Nicholas Ray’s 1954 classic Johnny Guitar upends nearly every convention of the traditional western. Its eponymous hero (Sterling Hayden) is a sensitive soul who wields only six strings, not a six-shooter. Johnny becomes an unwitting spectator in an Arizona cattle town’s internal squabble over whether to allow a railroad to pass through its limits, and the citizens who oppose the symbol of coming civilization are portrayed as ignorant and trigger-happy. And contrary to the panoramas for which the genre is known, the vast majority of the film occurs indoors, using the restricted settings to concentrate focus on the characters’ psychological states.
The biggest aberration of the film is that its conflict, propelled by belligerent men seeking to prevent the railroad from coming to town, actually revolves around the psychosexual war between two women. The first, Vienna (Joan Crawford), owns a saloon she intends to convert into a tourist attraction by erecting an adjoining train depot. Crawford brings all her steel to the character, who’s introduced in a black blouse and slacks with a sickly green tie, immediately looking more dangerous than any of the men who come to destory her, and her sardonic smiles are so sharp they could etch glass.
Vienna becomes the repository of the entire town’s hatred for her insistence on building the depot, but her true nemesis is Emma Small (Mercedes McCambridge), a sexually repressed firebrand who resents Vienna, in part for the woman’s relationship with an outlaw, The Dancin’ Kid (Scott Brady), whom Emma secretly loves. Aptly described by film critic B. Ruby Rich as “both a witch and witch hunter,” Emma finds her only emotional outlet in the war she manipulates the town into waging with Vienna.

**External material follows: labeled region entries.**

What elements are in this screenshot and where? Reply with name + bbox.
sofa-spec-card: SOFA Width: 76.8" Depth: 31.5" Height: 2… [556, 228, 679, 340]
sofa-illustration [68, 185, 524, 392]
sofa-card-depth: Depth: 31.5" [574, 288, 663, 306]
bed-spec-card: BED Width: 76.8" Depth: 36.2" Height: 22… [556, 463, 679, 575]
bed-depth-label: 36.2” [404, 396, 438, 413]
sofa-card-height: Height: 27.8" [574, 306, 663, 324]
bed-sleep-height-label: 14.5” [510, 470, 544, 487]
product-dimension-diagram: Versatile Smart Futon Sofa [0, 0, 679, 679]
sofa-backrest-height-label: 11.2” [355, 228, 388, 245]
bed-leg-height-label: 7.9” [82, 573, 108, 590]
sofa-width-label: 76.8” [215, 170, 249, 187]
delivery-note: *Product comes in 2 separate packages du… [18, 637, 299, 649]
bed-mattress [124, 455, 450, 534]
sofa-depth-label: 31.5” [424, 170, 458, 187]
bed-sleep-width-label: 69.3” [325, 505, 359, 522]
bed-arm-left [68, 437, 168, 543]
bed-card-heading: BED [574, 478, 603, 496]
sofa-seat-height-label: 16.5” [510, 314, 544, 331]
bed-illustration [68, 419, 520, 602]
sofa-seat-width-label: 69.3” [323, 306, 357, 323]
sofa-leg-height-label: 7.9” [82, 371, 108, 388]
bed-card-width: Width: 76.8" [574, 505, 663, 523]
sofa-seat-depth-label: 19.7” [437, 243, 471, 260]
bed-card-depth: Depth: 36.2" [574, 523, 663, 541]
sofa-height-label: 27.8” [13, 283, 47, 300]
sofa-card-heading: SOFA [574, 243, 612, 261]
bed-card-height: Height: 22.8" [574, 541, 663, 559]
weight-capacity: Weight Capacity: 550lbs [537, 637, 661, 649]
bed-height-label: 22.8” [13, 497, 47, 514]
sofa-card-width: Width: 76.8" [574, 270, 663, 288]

Even seen today, more than 60 years after its release, Johnny Guitar still feels radical. Its subverted norms of genre and gender are rendered in vivid images that sear themselves into the brain: Johnny and Vienna standing against a painted sky; Vienna meeting a posse primed to kill her while dressed in virginal white, a statement of silent protest; Emma riding away from Vienna’s burning saloon and turning to the camera with one of the most savage, wild-eyed grins in cinematic history. The film also contains one of the most tender moments in any western, in which Johnny’s taciturn façade breaks down and he begs Vienna to lie to him and tell him that she still loves him. Her acquiescence, delivered with a stony poker face, is bitter succor.
Image/Sound
Olive released Johnny Guitar on a serviceable Blu-ray in 2012, but their new 4K remaster easily outpaces that release as the definitive home-video edition of Nicholas Ray’s film. The Trucolor images lack the stability of better processes like VistaVision or Technicolor, but the Blu-ray maximizes the hallucinatory colors of the costumes and backgrounds to the extent that even the hazy images look significantly sharper. For the first time, you can even see the dust gathered on everyone’s clothes. Most importantly, Olive presents the film in its correct 1.66:1 ratio, instead of the full-frame of the prior release. Audio is similarly strong, with stable dialogue levels and well-balanced music.
Extras
The prior release’s only feature, an introduction by Martin Scorsese, is ported over, and along with it come a host of new extras. Critic Geoff Andrew provides an informative commentary track that breaks down Ray’s idiosyncratic visual style and the film’s production. A group of critics—Miriam Bale, B. Ruby Rich, Kent Jones, and Joe McElhaney—appear in two separate video packages that tackle the film from two different perspectives, one on the film’s bucking of genre traits and the other on the question of its feminism. One featurette, “Tell Us She Was One of You,” explores the film’s relation to the Hollywood blacklist (exiled writer Ben Maddow had to give credit to colleague Philip Yordan), and it even interviews one of the last surviving members of that blacklist, Walter Bernstein, to give an idea of what it was like to suffer the wrath of the House Un-American Activities Committee. There’s also a brief overview of Republic Pictures, the B-movie studio that released Johnny Guitar, as well as interviews with Lightning Over Water producer Chris Sievernich and actor Tom Farrell about working with Ray toward the end of his life. Finally, the disc comes with a trailer and a booklet containing an essay by Jonathan Rosenbaum, a longtime champion of the film.
Overall
Olive Films kicks off its Signature line in style with an essential update of one of their early Blu-rays, presenting Nicholas Ray’s acid western in all its visual splendor.